04. Kelakuan

0 0 0
                                    

Sebuah mobil BMW E30 berwarna laguna seca green melaju dengan kecepatan wajar. Tidak melewati batas kecepatan yang telah ditetapkan dalam Undang-Undang untuk para pengendara lalu lintas.

Ku tak akan bersuara walau dirimu kekurangan

Hanya setiamu itu kuharapkan

Ku tak akan menduakan walau kilauan menggoda

Kasih dan sayangku tetap utuh untukmu

Tina, wanita berseragam khas polisi yang tengah mengemudikan mobil bersenandung. Mengikuti alunan musik dari speaker DLS audio yang tersambung pada headunit mobil.

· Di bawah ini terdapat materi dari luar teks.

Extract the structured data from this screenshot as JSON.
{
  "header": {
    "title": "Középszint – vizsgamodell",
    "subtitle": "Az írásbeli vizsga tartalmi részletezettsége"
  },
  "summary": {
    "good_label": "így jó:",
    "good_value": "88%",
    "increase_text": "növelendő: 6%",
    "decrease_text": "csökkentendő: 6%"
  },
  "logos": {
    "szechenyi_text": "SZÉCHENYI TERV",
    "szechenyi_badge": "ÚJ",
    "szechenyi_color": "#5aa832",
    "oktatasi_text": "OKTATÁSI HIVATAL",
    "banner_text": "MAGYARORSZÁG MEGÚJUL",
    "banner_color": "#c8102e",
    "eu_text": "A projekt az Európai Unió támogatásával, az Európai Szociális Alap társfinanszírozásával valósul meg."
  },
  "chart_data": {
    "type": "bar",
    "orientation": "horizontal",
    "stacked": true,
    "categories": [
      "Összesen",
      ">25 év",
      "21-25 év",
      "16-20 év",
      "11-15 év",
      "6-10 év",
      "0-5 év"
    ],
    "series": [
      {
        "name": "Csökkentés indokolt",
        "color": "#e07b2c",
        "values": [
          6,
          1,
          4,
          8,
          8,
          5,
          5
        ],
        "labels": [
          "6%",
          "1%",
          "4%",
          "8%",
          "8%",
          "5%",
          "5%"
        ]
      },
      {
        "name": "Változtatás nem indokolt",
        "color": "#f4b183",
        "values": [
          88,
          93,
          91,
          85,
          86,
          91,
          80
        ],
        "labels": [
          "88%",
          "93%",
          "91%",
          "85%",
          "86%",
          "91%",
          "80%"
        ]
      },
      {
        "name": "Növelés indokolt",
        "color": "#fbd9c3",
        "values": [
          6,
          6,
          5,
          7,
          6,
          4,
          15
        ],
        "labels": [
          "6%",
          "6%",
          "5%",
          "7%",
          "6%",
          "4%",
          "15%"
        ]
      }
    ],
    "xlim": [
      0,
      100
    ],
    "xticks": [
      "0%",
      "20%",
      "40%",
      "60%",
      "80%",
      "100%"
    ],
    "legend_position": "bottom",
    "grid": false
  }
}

Musik yang tiba-tiba berubah menjadi lagu Attention oleh Charlie Puth membuat Tina melirik anak semata wayangnya, Arsya, sebal. Padahal, tadi dia tengah asyik sekali menyanyikan lagu almarhumah Nike Ardilla yang berjudul Suara Hatiku, walaupun suaranya pales.

"Arsya," panggil Tina.

"Iya, Ma?" Arsya menoleh pada Tina yang fokus mengemudi dan sesekali melirik.

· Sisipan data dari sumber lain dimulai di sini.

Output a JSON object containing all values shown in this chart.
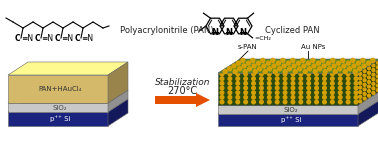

"Kamu sama Nara lagi berantem, ya?"

Seketika Arsya berhenti mencari lagu di YouTube. Ponsel milik Tina yang semula Arsya pegang, kembali dia letakkan pada tripod yang menempel di dashboard mobil.

Melihat respons Arsya, Tina sudah tau jawabannya. Tangan Tina terulur ke kepala Arsya. Memberikan elusan lembut penuh kasih dan sayang sebelum memberi jeweran.

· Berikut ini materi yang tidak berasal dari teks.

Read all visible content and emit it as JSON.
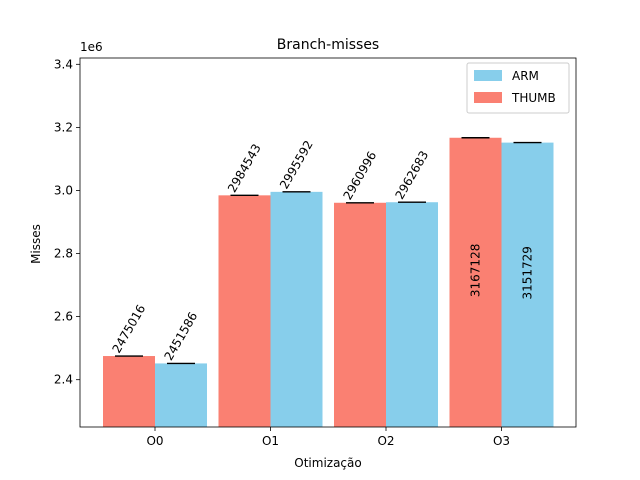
{
  "chart_data": {
    "type": "bar",
    "title": "Branch-misses",
    "xlabel": "Otimização",
    "ylabel": "Misses",
    "offset_text": "1e6",
    "categories": [
      "O0",
      "O1",
      "O2",
      "O3"
    ],
    "series": [
      {
        "name": "THUMB",
        "color": "#fa8072",
        "values": [
          2475016,
          2984543,
          2960996,
          3167128
        ]
      },
      {
        "name": "ARM",
        "color": "#87ceeb",
        "values": [
          2451586,
          2995592,
          2962683,
          3151729
        ]
      }
    ],
    "ylim": [
      2250000,
      3420000
    ],
    "yticks": [
      2400000,
      2600000,
      2800000,
      3000000,
      3200000,
      3400000
    ],
    "ytick_labels": [
      "2.4",
      "2.6",
      "2.8",
      "3.0",
      "3.2",
      "3.4"
    ],
    "legend": {
      "placement": "top-right",
      "entries": [
        "ARM",
        "THUMB"
      ]
    },
    "grid": false
  }
}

"Aw, aw! Sakit, Bun. Aku salah apa lagi, sih?" tanya Arsya nelangsa, mengusap-usap telinganya yang memerah.

"Arsya jangan galak-galak, dong, sama Nara."

Memandang Tina terperangah, Arsya segera membalas, "Kebalik, Bun. Bukan aku yang galak, tapi Nara!"

Tina tak mengindahkan protesan Arsya. Membuat Arsya menghela napas panjang dan memilih menatap keluar jendela. Merajuk.

"Dini hari tadi, waktu Bunda pulang, Bunda lihat Nara duduk di balkon kamarnya. Mau Bunda sapa, tapi enggak jadi karena Nara keliatannya lagi nangis."

Arsya mematung. Pelan-pelan, dia menoleh pada Tina yang juga membalas tatapan Arsya sembari tersenyum teduh dan hangat.

Berdehem, Arsya menggerutu, "Bunda kok tau Nara nangis? Nanti tau-tau dia lagi scroll medsos. Bucin sana-sini sama idolanya."

"Ya Bunda enggak tau pasti, dong, Sya. Cuma, sepenglihatan Bunda, Nara lagi duduk meluk lutut sambil nunduk, nempelin mukanya ke atas lutut gitu."

"Arsya ngerti, kan, tujuan Bunda ngasih tau ini?"

Melihat Arsya tak kunjung menjawab, Tina melanjutkan, "Nara harus tau bahwa dia masih punya kamu, Bunda, Ayah, dan semua teman-teman kalian. Dia enggak sendirian. Dia masih punya banyak orang sebagai tempat untuk pulang dan bersandar."

"Iya, Bun, Arsya paham itu, tapi Arsya lagi kecewa sama Nara."

"Anak Bunda kecewa karena apa, sih? Cerita, dong, sama Bunda."

Layaknya anak kecil, Arsya melipat kedua tangan di depan dada. Agar terlihat lebih dramatis, Arsya sengaja memajukan bibir dengan sedih.

"Nara enggak nepatin janji buat dateng ke café yang baru buka dekat SMP-nya itu, Bun. Dan Bunda tau apa yang malah dilakuin Nara?" Tina menggeleng. "Dia jalan sama Kevin! Mana Nara enggak ada bilang apa-apa lagi. Padahal aku udah nungguin dia dua jam, loh, Bun! Sampe pesen macem-macem! Kayak Ice Americano, Caramel Macchiato, roti bakar, sama Buttermilk Waffles! Mau mesen Chocolate Milkshake, tapi itu kesukaannya Nara! Aku jadi males buat pesen. Terus, karena masih kesel, aku milih buat pulang aja."